Sunday, January 29, 2012
"Chun Yuen" Pawn Shop was the oldest pawn shop in Hong Kong. It was built more than two hundred years old using traditional green bricks and large cut-out slabs of rocks. The shop was huge when compared with many pawn shops in Hong Kong, signifying that Yuen Long Old Town was once an important economy in this area of Hong Kong. It ceased to operate after the second world war and the shop has since remained closed.
Since the front door is facing a narrow alley, drawing the front view of the entire building is not easy. The front view drawing is based on photos I took there.
Monday, January 23, 2012
Saturday, January 21, 2012
It was a nice experience to sketchcrawl around Yuen Long Old Town, a place that we could still see a number of traditional brick-bulit houses and temples. In the sketch, a man was preparing offerings to be burned at the burner. Written on the burner was three traditional Chinese characters, representing the three gods, god of good fortune, god of prosperity and god of longevity.
Monday, January 16, 2012
I went to Stanley with a group of school kids today. During a fifteen-minute break, I did a very quick sketch of this Tin Hau Temple. (Temple of the Goddess of the Sea)
Sunday, January 15, 2012
I went to this protest against Dolce & Gabanna Hong Kong on 8 January. This sketch is based on the photos I took on site. Thousands of furious Hongkongnese participated. Below is a note written by a local critic in order to explain what is actually happening in Hong Kong.
Outrageous racism of D&G shop and the Tsimshatsui mall in Kong Kong, reported by the popular and daring Apple Daily of Hong Kong. The D&G (Dolce & Gabbana) shop in Hong Kong didn't allow Hongkongers to take photos in the public area in the street outside the shop. Camera was covered by the security guard. The guard in the mall told the reporter that local Hong Kong residents are not welcome to visit as they only expect luxury goods buyers from the communist governed mainland China to come. Tourists from communist China are obviously allowed to take photos in the public street area outside the shop. Lawyers told the press that this is infringement of public access and human rights. The reporter came to test the shop and the mall in Tsimshatsui, as a follow-up action of readers' complaints.
If you are not luxury goods buyers from Communist China, or if you are not prepared to buy as rampantly as the communist buyers do, please think twice before you come to visit Hong Kong, which is now a place contaminated with communist racism, greed and bad manners of luxury outlets. We Hongkongers regret to tell you this, but as our SAR Hong Kong government is dwarfed by the communist Chinese government in Peking (Beijing), who claim to be the most powerful nation next to the USA, we can only treat you well when Hong Kong regains its autonomy. Thank you for your time in reading this, and we feel sorry for it. (drafted by Chan Wan, cultural critic of Hong Kong)

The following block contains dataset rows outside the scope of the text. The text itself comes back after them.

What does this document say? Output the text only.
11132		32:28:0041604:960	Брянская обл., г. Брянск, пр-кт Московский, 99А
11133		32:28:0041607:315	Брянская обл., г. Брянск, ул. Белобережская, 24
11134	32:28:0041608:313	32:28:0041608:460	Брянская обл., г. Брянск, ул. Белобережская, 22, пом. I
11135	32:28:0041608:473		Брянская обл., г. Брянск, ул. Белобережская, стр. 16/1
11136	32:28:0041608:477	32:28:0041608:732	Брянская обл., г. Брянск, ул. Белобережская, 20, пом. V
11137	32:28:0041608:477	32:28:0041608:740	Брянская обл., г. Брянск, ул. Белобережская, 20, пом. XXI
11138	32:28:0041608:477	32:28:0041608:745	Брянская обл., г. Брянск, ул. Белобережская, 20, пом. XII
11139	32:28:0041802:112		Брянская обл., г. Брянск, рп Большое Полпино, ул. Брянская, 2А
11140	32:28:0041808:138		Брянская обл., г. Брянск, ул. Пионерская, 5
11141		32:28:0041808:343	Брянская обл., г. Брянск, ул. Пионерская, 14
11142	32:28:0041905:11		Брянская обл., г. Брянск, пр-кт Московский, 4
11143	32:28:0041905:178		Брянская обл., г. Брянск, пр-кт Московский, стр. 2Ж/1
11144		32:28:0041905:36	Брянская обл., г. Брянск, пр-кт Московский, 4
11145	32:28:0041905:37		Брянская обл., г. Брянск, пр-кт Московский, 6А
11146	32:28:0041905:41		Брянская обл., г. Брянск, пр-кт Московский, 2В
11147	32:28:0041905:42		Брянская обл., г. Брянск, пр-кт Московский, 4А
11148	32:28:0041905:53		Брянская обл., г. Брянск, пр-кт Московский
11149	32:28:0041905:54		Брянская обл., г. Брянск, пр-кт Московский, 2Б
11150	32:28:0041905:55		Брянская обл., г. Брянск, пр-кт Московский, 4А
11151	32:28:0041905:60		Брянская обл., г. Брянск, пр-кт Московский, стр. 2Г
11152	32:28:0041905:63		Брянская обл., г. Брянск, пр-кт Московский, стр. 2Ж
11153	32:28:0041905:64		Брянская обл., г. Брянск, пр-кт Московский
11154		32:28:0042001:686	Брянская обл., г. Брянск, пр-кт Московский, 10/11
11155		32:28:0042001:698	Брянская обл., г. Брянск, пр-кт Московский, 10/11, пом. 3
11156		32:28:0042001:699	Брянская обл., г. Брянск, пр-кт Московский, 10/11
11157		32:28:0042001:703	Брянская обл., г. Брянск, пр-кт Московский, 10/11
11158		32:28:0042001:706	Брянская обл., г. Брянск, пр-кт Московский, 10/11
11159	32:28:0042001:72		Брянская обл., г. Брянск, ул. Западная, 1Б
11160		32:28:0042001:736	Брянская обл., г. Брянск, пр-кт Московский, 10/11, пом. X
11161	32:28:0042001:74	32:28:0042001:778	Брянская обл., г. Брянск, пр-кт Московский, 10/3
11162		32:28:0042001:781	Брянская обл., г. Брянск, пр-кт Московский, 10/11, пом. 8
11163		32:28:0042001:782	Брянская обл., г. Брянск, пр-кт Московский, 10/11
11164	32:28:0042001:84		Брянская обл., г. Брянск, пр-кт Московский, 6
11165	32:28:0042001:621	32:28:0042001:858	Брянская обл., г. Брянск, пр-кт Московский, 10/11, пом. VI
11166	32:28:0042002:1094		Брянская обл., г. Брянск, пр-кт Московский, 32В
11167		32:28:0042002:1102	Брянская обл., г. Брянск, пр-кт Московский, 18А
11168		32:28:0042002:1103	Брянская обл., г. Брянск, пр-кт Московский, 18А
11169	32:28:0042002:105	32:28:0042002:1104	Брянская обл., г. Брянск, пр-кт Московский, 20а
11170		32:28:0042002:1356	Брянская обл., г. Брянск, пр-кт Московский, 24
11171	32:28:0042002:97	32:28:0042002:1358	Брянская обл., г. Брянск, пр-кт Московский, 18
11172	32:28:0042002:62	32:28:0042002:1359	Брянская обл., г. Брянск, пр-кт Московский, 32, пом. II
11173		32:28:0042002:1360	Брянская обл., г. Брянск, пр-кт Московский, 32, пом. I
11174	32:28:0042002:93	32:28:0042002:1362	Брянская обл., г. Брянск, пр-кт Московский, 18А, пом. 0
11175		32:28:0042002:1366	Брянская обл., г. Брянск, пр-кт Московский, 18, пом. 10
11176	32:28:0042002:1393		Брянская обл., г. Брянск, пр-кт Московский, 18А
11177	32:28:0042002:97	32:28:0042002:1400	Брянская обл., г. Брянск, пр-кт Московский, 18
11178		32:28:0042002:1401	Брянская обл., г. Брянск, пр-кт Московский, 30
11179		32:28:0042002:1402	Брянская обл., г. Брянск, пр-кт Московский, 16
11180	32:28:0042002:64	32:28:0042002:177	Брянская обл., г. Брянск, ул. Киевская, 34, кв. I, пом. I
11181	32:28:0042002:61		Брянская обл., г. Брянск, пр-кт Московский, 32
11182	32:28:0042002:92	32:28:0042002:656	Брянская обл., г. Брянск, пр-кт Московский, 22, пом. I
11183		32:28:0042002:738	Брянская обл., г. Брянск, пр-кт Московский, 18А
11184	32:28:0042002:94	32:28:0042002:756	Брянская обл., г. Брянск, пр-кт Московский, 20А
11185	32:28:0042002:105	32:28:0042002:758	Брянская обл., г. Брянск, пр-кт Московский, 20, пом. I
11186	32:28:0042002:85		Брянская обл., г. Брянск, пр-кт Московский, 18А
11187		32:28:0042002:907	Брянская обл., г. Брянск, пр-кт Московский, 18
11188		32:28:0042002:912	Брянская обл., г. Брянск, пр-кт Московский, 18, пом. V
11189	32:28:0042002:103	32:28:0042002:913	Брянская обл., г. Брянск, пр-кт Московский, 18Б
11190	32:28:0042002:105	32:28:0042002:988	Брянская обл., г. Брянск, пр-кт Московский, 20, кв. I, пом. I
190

Saturday, January 14, 2012
Kam Tin Tree House is a huge Banyan tree (Ficus microcarpa) that has been growing for more than a hundred years at the site of an abandoned village school in the Yuen Long District. The arial roots of the tree grew along the beams, pillars and walls of the abandoned school. Through time the whole school is "swallowed" completely by the tree as the arial roots slowly thickened into hundreds of supporting trunks. The entwining trunks are really a sight to behold! Truly a living sculpture!